Ahead of her, in the middle of the highway, stood the largest wolf Hallie had ever seen.
As a child, she had often spied the animals, which had given Wolf Creek its name. But this one was unquestionably uncommonand not only in size. For it was almost wholly black in color, with only a little silver-gray around its face, and as it stared hard at her, she saw that in a rare but recognized twist of genetics, it had retained the gleaming blue eyes with which all wolf cubs were born, but that normally turned golden in adulthood. A thin but visible jagged scar ran downward across its left cheek, as though the animal had survived some long-ago, hand-to-paw battle with a hunter and, for its defiance, been knifed during the desperate struggle.

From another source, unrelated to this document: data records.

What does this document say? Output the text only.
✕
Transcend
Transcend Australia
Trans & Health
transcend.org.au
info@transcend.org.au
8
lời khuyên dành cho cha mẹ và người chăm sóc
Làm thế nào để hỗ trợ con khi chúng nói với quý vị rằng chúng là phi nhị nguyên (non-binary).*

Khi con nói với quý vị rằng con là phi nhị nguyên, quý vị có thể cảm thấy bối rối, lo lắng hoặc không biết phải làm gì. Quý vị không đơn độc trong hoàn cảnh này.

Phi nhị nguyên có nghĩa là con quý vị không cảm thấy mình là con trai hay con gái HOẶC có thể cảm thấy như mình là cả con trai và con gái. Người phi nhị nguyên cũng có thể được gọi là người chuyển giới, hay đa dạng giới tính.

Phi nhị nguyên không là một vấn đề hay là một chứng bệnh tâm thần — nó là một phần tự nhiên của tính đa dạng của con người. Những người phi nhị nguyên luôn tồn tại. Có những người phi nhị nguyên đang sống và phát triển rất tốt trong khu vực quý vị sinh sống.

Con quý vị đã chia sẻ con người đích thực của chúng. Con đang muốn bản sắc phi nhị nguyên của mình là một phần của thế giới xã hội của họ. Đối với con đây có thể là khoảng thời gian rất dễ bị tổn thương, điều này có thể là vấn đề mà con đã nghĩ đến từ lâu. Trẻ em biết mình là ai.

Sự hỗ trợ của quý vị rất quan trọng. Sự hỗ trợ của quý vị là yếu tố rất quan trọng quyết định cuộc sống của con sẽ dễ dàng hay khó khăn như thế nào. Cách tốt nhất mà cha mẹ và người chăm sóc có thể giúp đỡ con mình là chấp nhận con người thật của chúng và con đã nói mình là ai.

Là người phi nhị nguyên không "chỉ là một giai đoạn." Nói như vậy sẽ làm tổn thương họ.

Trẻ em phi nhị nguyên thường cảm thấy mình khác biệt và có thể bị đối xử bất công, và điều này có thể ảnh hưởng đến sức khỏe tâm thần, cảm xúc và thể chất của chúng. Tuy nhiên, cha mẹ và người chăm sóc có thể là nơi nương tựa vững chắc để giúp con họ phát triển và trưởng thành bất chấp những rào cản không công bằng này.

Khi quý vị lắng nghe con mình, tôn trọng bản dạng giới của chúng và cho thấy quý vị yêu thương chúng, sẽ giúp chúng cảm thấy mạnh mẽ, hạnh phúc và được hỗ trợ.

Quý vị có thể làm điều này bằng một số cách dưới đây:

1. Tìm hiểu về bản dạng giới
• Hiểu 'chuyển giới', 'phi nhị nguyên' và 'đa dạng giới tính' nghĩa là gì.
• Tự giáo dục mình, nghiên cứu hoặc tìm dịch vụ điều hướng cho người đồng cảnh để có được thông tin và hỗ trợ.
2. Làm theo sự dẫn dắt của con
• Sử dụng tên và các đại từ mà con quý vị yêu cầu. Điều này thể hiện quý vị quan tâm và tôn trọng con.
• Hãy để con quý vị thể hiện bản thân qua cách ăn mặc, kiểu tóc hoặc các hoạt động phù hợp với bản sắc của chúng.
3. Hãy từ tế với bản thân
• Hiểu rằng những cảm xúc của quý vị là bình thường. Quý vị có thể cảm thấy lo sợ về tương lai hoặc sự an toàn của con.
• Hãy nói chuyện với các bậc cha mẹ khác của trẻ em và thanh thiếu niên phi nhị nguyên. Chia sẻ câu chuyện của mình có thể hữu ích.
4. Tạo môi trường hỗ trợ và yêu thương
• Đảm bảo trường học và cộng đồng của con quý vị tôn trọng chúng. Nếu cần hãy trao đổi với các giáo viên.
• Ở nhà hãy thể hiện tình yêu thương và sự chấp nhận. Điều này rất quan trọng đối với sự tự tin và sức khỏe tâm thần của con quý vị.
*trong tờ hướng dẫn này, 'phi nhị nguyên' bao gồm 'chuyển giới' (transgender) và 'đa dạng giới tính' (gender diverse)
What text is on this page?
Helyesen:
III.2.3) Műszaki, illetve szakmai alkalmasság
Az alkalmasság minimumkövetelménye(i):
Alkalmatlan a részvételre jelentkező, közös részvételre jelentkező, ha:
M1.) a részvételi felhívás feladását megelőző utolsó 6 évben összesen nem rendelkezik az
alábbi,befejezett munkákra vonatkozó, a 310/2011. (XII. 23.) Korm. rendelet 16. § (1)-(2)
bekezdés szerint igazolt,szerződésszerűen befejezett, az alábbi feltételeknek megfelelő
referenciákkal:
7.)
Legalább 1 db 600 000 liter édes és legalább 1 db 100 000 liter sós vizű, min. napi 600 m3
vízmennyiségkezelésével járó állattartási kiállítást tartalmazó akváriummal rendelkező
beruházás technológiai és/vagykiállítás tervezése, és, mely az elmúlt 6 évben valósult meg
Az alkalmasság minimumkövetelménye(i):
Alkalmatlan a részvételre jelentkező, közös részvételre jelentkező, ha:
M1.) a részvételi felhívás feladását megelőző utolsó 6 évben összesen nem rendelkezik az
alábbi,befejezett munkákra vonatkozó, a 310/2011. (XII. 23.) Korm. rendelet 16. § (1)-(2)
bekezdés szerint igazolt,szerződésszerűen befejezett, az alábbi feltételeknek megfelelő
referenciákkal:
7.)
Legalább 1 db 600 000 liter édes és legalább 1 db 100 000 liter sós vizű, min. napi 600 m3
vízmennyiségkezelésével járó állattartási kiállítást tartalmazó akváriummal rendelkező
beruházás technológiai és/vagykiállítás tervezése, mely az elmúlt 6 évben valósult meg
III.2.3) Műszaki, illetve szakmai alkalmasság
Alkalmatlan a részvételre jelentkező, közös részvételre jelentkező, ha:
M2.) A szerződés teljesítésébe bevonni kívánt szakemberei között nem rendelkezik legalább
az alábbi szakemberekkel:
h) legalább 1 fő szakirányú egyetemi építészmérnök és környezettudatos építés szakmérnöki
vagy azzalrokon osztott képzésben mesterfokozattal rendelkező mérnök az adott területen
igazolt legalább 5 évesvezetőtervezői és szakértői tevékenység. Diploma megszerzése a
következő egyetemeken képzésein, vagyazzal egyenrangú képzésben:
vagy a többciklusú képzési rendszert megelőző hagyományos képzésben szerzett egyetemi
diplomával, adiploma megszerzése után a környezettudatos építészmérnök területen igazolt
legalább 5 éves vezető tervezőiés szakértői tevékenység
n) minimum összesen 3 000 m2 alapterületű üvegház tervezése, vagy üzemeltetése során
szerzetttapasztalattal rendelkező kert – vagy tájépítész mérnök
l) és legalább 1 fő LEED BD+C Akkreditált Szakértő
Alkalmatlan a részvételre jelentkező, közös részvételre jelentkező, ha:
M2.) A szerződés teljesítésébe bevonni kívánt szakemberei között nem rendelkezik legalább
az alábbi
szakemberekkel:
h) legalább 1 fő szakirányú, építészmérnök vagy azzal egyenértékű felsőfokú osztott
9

Hallie felt strangely mesmerized by the beast's gaze, unable to tear her eyes away. Oddly, despite its obvious size and strength, the wolf did not initially appear menacing to her. But that was before, without warning, gathering its powerful muscles, it lunged toward her, abruptly leaping onto the hood of the car and pressing its muzzle against the windshield to peer in at her.
The unexpected weight and action of the animal jolted the vehicle violently, causing it to rock briefly and Hallie first to scream and then to catch her breath in her throat as she wondered if the beast were capable of somehow shattering the safety glass in order to attack her. Ludicrously, in some dim corner of her mind, she also hoped the wolf's hard, sharp toenails had not scratched the car.